How to use the Arena for exploration of ML models for credit scoring

Published in

ResponsibleML

3 min readSep 7, 2020

To develop predictive models responsibly we need good methods and tools to explore and examine predictive models. This leads to a growing interest in eXaplainble Artificial Intelligence (XAI) of Interpretable Machine Learning (IML) techniques. More and more libraries for Explanatory Model Analysis (EMA) are available in the R and Python packages (see shap, lime, dalex). However, using them requires writing code, which in turn slows down feedback and reduces the effectiveness of the exploration process.

Arena dashboard

Arena is THE tool for interactive exploration of predictive machine learning models. Browser based user’s interface allows to explore the models both on desktop, smartphone and iPad. The Arena provides a workspace that can be filled with different views showing models from different perspectives (see the Rashomon perspective). In the blog we will show you how to use this tool for a random forest model. We will use the trained model and see how XAI techniques allow to analyze the behavior of this model from the perspective of one instance — Victoria

Arena provides three observation level XAI charts:

Break Down — shows contributions of every variable to the final prediction
Shapley Values — averaged version of Break Down for different variables order
Ceteris Paribus — answers the question how prediction changes if only one variable would be changed

Let’s meet Victoria.

She is a 32-year-old woman with a spouse, her own house, and quite a fine income. Yet Victoria is not able to get a credit. We will use Arena to help her.

Overview

Break Down and Shapley Values for Victoria

To succeed, she needs prediction above the cutoff level (default 0.5). As you can see on both charts, the leading cause of disapproval is the police record. Sadly, it’s something we cannot change.

What-if analysis

By clicking on Break Down contribution blocks we can explore Ceteris Paribus charts for the selected variable. We will check variables, that she is able to improve.

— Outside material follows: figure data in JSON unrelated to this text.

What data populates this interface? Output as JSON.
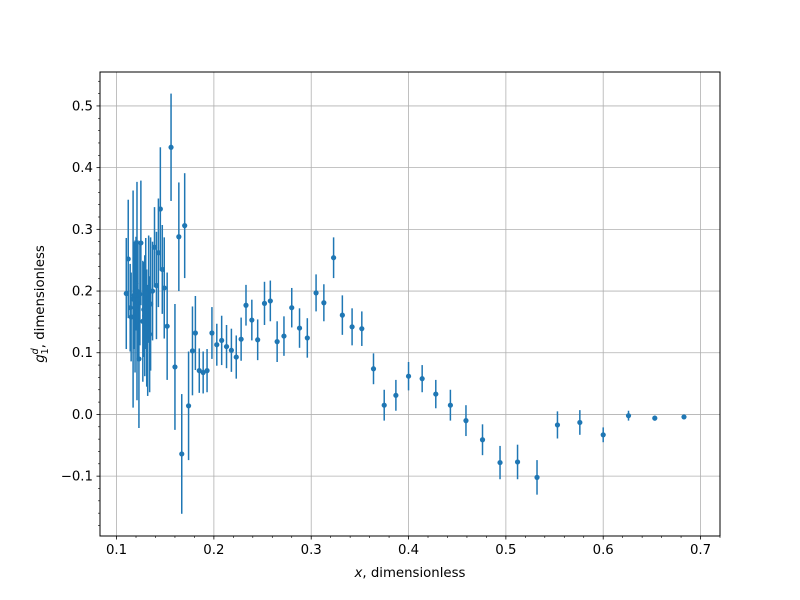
{
  "chart_data": {
    "type": "scatter",
    "title": "",
    "xlabel": {
      "math": "x",
      "text": ", dimensionless"
    },
    "ylabel": {
      "math": "g",
      "sup": "d",
      "sub": "1",
      "text": ", dimensionless"
    },
    "xlim": [
      0.083,
      0.72
    ],
    "ylim": [
      -0.197,
      0.555
    ],
    "x_ticks": [
      0.1,
      0.2,
      0.3,
      0.4,
      0.5,
      0.6,
      0.7
    ],
    "x_tick_labels": [
      "0.1",
      "0.2",
      "0.3",
      "0.4",
      "0.5",
      "0.6",
      "0.7"
    ],
    "y_ticks": [
      -0.1,
      0.0,
      0.1,
      0.2,
      0.3,
      0.4,
      0.5
    ],
    "y_tick_labels": [
      "−0.1",
      "0.0",
      "0.1",
      "0.2",
      "0.3",
      "0.4",
      "0.5"
    ],
    "grid": true,
    "minor_ticks": true,
    "marker_color": "#1f77b4",
    "series": [
      {
        "points": [
          {
            "x": 0.11,
            "y": 0.196,
            "err": 0.09
          },
          {
            "x": 0.112,
            "y": 0.252,
            "err": 0.096
          },
          {
            "x": 0.114,
            "y": 0.173,
            "err": 0.071
          },
          {
            "x": 0.115,
            "y": 0.158,
            "err": 0.072
          },
          {
            "x": 0.117,
            "y": 0.187,
            "err": 0.176
          },
          {
            "x": 0.118,
            "y": 0.193,
            "err": 0.087
          },
          {
            "x": 0.119,
            "y": 0.175,
            "err": 0.107
          },
          {
            "x": 0.12,
            "y": 0.212,
            "err": 0.076
          },
          {
            "x": 0.121,
            "y": 0.2,
            "err": 0.177
          },
          {
            "x": 0.122,
            "y": 0.186,
            "err": 0.096
          },
          {
            "x": 0.123,
            "y": 0.09,
            "err": 0.112
          },
          {
            "x": 0.124,
            "y": 0.195,
            "err": 0.083
          },
          {
            "x": 0.125,
            "y": 0.278,
            "err": 0.101
          },
          {
            "x": 0.127,
            "y": 0.151,
            "err": 0.098
          },
          {
            "x": 0.128,
            "y": 0.17,
            "err": 0.077
          },
          {
            "x": 0.129,
            "y": 0.16,
            "err": 0.098
          },
          {
            "x": 0.13,
            "y": 0.196,
            "err": 0.09
          },
          {
            "x": 0.131,
            "y": 0.14,
            "err": 0.095
          },
          {
            "x": 0.132,
            "y": 0.12,
            "err": 0.09
          },
          {
            "x": 0.133,
            "y": 0.205,
            "err": 0.085
          },
          {
            "x": 0.134,
            "y": 0.13,
            "err": 0.094
          },
          {
            "x": 0.135,
            "y": 0.179,
            "err": 0.108
          },
          {
            "x": 0.137,
            "y": 0.2,
            "err": 0.08
          },
          {
            "x": 0.139,
            "y": 0.271,
            "err": 0.065
          },
          {
            "x": 0.141,
            "y": 0.209,
            "err": 0.087
          },
          {
            "x": 0.143,
            "y": 0.262,
            "err": 0.088
          },
          {
            "x": 0.145,
            "y": 0.333,
            "err": 0.1
          },
          {
            "x": 0.147,
            "y": 0.235,
            "err": 0.072
          },
          {
            "x": 0.149,
            "y": 0.205,
            "err": 0.082
          },
          {
            "x": 0.152,
            "y": 0.143,
            "err": 0.087
          },
          {
            "x": 0.156,
            "y": 0.433,
            "err": 0.087
          },
          {
            "x": 0.16,
            "y": 0.077,
            "err": 0.102
          },
          {
            "x": 0.164,
            "y": 0.288,
            "err": 0.088
          },
          {
            "x": 0.167,
            "y": -0.064,
            "err": 0.097
          },
          {
            "x": 0.17,
            "y": 0.306,
            "err": 0.085
          },
          {
            "x": 0.174,
            "y": 0.014,
            "err": 0.088
          },
          {
            "x": 0.178,
            "y": 0.103,
            "err": 0.072
          },
          {
            "x": 0.181,
            "y": 0.132,
            "err": 0.06
          },
          {
            "x": 0.185,
            "y": 0.071,
            "err": 0.036
          },
          {
            "x": 0.189,
            "y": 0.068,
            "err": 0.034
          },
          {
            "x": 0.193,
            "y": 0.071,
            "err": 0.035
          },
          {
            "x": 0.198,
            "y": 0.132,
            "err": 0.042
          },
          {
            "x": 0.203,
            "y": 0.113,
            "err": 0.034
          },
          {
            "x": 0.208,
            "y": 0.12,
            "err": 0.04
          },
          {
            "x": 0.213,
            "y": 0.11,
            "err": 0.035
          },
          {
            "x": 0.218,
            "y": 0.104,
            "err": 0.035
          },
          {
            "x": 0.223,
            "y": 0.093,
            "err": 0.035
          },
          {
            "x": 0.228,
            "y": 0.122,
            "err": 0.035
          },
          {
            "x": 0.233,
            "y": 0.177,
            "err": 0.033
          },
          {
            "x": 0.239,
            "y": 0.153,
            "err": 0.033
          },
          {
            "x": 0.245,
            "y": 0.121,
            "err": 0.033
          },
          {
            "x": 0.252,
            "y": 0.18,
            "err": 0.035
          },
          {
            "x": 0.258,
            "y": 0.184,
            "err": 0.033
          },
          {
            "x": 0.265,
            "y": 0.118,
            "err": 0.033
          },
          {
            "x": 0.272,
            "y": 0.127,
            "err": 0.032
          },
          {
            "x": 0.28,
            "y": 0.173,
            "err": 0.032
          },
          {
            "x": 0.288,
            "y": 0.14,
            "err": 0.032
          },
          {
            "x": 0.296,
            "y": 0.124,
            "err": 0.032
          },
          {
            "x": 0.305,
            "y": 0.197,
            "err": 0.03
          },
          {
            "x": 0.313,
            "y": 0.181,
            "err": 0.03
          },
          {
            "x": 0.323,
            "y": 0.254,
            "err": 0.033
          },
          {
            "x": 0.332,
            "y": 0.161,
            "err": 0.032
          },
          {
            "x": 0.342,
            "y": 0.142,
            "err": 0.03
          },
          {
            "x": 0.352,
            "y": 0.139,
            "err": 0.028
          },
          {
            "x": 0.364,
            "y": 0.074,
            "err": 0.025
          },
          {
            "x": 0.375,
            "y": 0.015,
            "err": 0.025
          },
          {
            "x": 0.387,
            "y": 0.031,
            "err": 0.025
          },
          {
            "x": 0.4,
            "y": 0.062,
            "err": 0.023
          },
          {
            "x": 0.414,
            "y": 0.058,
            "err": 0.022
          },
          {
            "x": 0.428,
            "y": 0.033,
            "err": 0.023
          },
          {
            "x": 0.443,
            "y": 0.015,
            "err": 0.025
          },
          {
            "x": 0.459,
            "y": -0.01,
            "err": 0.025
          },
          {
            "x": 0.476,
            "y": -0.041,
            "err": 0.025
          },
          {
            "x": 0.494,
            "y": -0.078,
            "err": 0.027
          },
          {
            "x": 0.512,
            "y": -0.077,
            "err": 0.028
          },
          {
            "x": 0.532,
            "y": -0.102,
            "err": 0.028
          },
          {
            "x": 0.553,
            "y": -0.017,
            "err": 0.022
          },
          {
            "x": 0.576,
            "y": -0.013,
            "err": 0.02
          },
          {
            "x": 0.6,
            "y": -0.033,
            "err": 0.012
          },
          {
            "x": 0.626,
            "y": -0.002,
            "err": 0.008
          },
          {
            "x": 0.653,
            "y": -0.006,
            "err": 0.004
          },
          {
            "x": 0.683,
            "y": -0.004,
            "err": 0.003
          }
        ]
      }
    ]
  }
}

Multiple Ceteris Paribus profiles for Victoria

I already annotated (red color) points, where only one change guarantees exceeding the cutoff:

shorten loan time from 36 to 30 months
borrow only 750 instead of 950
rent a house

At the moment it is strange, that renting a house will improve credit score, but that is the example why in the real world data scientists need to understand their models.

But Victoria may improve her situation! She should for the sake of taking credit separate with her husband and move to her parents. If she then shortens loan time by 3 months her credit will be approved.

Break Down and Ceteris Paribus for modified Victoria’s observation

About this example

I used the CreditScoring dataset with an artificial person’s names to create a random forest model. The code is available here.